Y. David Scharf Comments on DOJ’s Latest Music Licensing Review

June 13, 2019 – Morrison Cohen Partner Y. David Scharf was quoted in the article “Here We Go Again: DOJ's Latest Music Licensing Review”, that appeared on June 11, 2019 in Law360.  Less than four years after its last review, the U.S. Department of Justice's antitrust division has embarked on another review of decades-old court orders governing a key aspect of music licensing in the U.S.  The last review ended without any changes to the court orders, but a new White House administration may mean a different result.  

“The difference is the administration and the policy considerations that are present under the current regime that were not present under the Obama regime,” Y. David Scharf, a partner with Morrison Cohen LLP, told Law360. “And that's why you could potentially get a different outcome then you did last time.”

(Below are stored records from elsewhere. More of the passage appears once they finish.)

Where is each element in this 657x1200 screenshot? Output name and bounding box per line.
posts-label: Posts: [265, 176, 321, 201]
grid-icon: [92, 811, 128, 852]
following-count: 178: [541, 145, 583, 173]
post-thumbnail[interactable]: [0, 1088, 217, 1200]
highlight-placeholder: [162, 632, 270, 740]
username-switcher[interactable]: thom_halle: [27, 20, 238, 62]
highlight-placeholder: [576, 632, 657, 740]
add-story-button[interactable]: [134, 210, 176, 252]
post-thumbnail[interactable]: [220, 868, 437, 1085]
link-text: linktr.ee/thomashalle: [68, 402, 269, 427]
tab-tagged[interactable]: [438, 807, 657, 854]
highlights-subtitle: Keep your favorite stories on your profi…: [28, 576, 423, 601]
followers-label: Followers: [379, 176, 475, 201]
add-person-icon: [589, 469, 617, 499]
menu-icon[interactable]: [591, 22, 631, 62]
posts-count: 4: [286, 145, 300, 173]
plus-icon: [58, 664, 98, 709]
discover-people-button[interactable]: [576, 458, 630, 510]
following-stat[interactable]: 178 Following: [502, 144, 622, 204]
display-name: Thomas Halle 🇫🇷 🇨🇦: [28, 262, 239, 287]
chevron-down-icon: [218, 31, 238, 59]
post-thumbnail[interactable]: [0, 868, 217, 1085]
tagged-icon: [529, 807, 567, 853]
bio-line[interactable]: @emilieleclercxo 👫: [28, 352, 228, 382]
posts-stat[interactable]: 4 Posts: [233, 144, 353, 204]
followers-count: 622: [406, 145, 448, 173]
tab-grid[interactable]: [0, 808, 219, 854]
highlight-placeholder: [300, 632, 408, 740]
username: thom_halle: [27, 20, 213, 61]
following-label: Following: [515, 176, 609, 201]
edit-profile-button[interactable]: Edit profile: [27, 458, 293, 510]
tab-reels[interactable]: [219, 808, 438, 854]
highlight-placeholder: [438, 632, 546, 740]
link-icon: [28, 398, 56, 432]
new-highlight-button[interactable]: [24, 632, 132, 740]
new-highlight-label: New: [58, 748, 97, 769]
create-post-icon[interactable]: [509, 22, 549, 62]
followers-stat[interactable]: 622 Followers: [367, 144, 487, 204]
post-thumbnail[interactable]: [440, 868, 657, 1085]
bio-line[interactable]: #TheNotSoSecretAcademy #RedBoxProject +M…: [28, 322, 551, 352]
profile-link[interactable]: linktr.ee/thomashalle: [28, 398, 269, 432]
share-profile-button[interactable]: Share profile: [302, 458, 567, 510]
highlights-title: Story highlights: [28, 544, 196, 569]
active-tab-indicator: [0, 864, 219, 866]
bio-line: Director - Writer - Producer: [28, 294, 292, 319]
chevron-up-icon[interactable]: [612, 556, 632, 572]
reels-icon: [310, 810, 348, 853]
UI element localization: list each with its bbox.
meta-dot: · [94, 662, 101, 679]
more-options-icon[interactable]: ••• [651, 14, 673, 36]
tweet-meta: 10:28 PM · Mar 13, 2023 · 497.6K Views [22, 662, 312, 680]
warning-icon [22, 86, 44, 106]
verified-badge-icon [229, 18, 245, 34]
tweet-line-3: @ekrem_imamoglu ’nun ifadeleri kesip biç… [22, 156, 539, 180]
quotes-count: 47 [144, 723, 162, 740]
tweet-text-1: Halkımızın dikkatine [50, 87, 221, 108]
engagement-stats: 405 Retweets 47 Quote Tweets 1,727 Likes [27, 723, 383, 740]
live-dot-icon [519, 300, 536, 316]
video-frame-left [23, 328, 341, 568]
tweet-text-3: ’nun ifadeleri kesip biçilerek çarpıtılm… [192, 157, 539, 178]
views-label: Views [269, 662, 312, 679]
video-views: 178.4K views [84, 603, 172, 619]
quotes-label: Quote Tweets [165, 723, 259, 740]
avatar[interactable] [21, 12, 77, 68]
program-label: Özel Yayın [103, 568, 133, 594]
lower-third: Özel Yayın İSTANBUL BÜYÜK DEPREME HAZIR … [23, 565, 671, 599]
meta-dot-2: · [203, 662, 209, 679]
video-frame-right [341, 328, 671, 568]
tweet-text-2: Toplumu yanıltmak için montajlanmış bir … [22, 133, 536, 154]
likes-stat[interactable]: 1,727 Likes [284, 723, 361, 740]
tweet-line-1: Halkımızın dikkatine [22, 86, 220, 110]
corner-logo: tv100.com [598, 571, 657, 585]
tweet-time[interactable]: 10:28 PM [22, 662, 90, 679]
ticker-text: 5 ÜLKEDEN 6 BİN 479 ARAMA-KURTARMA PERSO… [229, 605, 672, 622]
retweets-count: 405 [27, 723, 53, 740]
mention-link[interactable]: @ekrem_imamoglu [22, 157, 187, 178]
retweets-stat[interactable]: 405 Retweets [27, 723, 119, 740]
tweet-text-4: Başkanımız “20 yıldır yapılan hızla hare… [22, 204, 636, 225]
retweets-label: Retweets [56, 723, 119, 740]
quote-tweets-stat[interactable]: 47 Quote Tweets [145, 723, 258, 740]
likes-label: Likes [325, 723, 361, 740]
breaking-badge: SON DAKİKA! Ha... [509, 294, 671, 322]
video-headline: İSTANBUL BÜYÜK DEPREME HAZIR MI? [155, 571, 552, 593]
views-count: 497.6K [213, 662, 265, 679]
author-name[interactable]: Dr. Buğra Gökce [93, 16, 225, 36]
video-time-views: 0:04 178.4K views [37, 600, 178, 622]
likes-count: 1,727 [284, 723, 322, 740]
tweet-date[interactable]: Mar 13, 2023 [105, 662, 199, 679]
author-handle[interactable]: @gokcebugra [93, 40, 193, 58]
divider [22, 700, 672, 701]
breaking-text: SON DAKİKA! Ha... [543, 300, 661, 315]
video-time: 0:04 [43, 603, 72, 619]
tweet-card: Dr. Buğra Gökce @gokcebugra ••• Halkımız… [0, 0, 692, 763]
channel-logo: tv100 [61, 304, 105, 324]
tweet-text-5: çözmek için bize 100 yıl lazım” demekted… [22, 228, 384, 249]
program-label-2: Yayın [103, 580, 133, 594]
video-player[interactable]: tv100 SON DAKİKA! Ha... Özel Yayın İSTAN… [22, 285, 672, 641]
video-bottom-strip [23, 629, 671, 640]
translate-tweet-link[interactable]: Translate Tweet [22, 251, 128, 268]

With the current administration placing a focus on deregulation, a new review of the orders could conclude they are no longer needed or should be scheduled to sunset.

Scharf of Morrison Cohen said he believes a sunsetting of the orders is likely, noting that “nobody likes things on the books for 80-plus years.” He also said that Trump's deregulatory policy has been a part of his agenda from the beginning and that eliminating the ASCAP and BMI decrees could help him make the case during the next election cycle that he has been effective on that front.

But he also said any sunsetting provision would likely require another look at the decrees before they were actually eliminated, meaning the ultimate decision could be left to the next administration.

In addition, he said removing the decrees could have the unintended consequence of actually making more work for the government. The groups have been “swimming along” under the current regime for decades, and removing the orders will mean relying on the market to come forward with potential problems. This, he said, shifts the burden to the antitrust division's investigative units to check out the complaints.

“You need to have enforcement agents doing things which you really haven't had to do,” Scharf said.